I was keeping an eye on her body language. "oh school topic" = bored face
so I changed it, then she was smiling. She did glance at her phone in her purse when it vibrated and directed attention back to me.
But at the end, she just kept the :l....despite of talking something she was agreeing on.
She was also answering in an "not as excited as the beginning of conversation" in her tone.
It wasn't completely monotone and draggy, but it wasn't as filled with excitement as the start.

Interesting...

Best,
Lawliet

Author
Chase Amante's picture

Lawliet-

"What about you?" in my experience usually means you're not leading the conversation well enough. She's trying to find some way to keep the conversation going, so she decides to effectively ask you whatever you just asked her... But in a weak way.

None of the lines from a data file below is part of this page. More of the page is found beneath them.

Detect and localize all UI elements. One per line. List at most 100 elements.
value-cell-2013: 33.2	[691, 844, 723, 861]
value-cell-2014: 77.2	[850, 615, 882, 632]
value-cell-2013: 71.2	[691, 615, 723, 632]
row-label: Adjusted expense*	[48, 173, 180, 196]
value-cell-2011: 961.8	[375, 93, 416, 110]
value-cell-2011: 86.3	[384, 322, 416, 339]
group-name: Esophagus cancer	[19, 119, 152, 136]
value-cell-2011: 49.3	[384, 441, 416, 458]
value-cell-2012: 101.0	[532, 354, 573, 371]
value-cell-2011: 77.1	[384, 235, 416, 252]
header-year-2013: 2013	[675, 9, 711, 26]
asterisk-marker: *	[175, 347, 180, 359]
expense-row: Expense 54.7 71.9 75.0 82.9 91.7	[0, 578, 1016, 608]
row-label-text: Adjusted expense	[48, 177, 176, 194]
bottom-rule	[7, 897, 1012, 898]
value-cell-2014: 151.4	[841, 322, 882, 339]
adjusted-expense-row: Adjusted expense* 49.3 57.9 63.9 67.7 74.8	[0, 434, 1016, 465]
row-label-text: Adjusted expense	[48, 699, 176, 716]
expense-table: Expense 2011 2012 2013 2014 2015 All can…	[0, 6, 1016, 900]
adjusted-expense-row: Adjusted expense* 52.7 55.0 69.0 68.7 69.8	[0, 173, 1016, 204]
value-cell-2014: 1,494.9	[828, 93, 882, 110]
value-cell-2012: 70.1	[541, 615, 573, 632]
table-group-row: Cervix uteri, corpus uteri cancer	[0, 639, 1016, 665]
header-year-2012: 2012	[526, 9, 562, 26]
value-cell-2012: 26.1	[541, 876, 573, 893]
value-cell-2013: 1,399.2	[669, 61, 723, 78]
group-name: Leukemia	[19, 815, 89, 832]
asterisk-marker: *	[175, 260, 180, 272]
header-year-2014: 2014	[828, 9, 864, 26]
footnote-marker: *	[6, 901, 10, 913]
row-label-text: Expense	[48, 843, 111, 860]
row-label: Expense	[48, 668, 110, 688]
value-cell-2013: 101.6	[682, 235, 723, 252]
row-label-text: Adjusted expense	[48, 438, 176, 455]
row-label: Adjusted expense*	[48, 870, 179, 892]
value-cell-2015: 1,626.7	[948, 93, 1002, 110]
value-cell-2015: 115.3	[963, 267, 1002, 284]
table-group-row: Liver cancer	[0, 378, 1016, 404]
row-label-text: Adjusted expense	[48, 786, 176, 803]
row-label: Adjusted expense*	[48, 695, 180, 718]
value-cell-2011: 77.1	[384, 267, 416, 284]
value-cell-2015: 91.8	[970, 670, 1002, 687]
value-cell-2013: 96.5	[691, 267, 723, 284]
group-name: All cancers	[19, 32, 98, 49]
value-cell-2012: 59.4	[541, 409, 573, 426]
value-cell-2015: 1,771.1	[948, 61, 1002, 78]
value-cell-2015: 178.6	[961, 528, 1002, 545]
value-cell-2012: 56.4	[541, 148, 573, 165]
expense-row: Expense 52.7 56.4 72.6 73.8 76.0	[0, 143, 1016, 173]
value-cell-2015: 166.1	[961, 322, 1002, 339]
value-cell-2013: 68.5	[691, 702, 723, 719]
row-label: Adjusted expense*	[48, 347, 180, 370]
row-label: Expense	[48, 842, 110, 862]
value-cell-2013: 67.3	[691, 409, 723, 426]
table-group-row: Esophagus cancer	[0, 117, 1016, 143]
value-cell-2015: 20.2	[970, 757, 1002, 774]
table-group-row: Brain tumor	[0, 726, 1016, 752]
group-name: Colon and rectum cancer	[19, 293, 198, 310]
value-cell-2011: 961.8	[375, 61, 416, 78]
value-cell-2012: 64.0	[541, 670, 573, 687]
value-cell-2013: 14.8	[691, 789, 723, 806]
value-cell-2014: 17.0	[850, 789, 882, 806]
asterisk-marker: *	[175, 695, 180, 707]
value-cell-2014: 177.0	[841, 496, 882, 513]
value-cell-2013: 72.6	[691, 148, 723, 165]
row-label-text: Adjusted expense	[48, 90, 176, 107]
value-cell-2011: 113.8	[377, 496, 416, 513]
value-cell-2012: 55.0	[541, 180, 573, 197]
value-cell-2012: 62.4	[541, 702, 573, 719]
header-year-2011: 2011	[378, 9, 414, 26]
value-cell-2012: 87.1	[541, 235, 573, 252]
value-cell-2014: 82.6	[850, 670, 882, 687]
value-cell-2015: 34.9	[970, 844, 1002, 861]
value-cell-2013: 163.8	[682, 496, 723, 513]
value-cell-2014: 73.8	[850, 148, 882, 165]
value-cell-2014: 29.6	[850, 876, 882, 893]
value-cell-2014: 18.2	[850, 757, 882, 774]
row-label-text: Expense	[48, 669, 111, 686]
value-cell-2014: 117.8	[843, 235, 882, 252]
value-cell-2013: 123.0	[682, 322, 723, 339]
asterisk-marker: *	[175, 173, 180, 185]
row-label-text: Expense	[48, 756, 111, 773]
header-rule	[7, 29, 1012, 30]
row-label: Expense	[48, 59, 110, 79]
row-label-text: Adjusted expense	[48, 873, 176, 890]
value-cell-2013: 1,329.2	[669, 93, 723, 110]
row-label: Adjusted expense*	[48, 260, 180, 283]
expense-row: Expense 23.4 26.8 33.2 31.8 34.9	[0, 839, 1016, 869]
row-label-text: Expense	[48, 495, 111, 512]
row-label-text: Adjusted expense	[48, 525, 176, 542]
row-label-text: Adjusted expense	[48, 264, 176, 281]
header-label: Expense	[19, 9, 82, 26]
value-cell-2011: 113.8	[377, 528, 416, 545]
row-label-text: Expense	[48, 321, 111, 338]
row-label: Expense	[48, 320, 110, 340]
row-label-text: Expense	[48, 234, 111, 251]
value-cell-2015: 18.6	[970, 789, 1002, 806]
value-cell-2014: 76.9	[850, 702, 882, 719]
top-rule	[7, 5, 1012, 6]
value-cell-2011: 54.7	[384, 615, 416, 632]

If you run the conversation well enough (i.e., active listening), she'll never have the chance to ask what about you, often because you'll already have moved off that initial starter topic in a way it doesn't make sense for her to ask you this by the time she hits a break in the conversation.

If you're getting it quickly, sometimes it's an effort to prevent deep diving, yes. Both the girl and the guy feel more connected when the girl talks about herself, so this is sometimes a not-so-subtle way of putting the spotlight on you to say, in essence, "I am done talking about myself; this connection goes no further." If you're having it happen later into interactions, it may mean you're missing escalation windows and girls are auto-rejecting (or, alternately, just deciding this isn't going anywhere and trying to make their exits).

Chase

LateGame's picture

If she came from an intensely painful childhood teasing experience - especially ugly duckling syndrome - this is a big teasing red flag.... same for men. It takes a gentle hand to tease both.

Author
Chase Amante's picture

LateGame-

Yes, great point.

People who suffered a lot of teasing tend to be really sensitive to any teasing.

Sometimes a near-total inability to laugh at themselves. Which can make them kind of downers to be around... Hair-trigger tempers for teasing and all that.

Usually best to avoid teasing altogether if you find out she has history like this.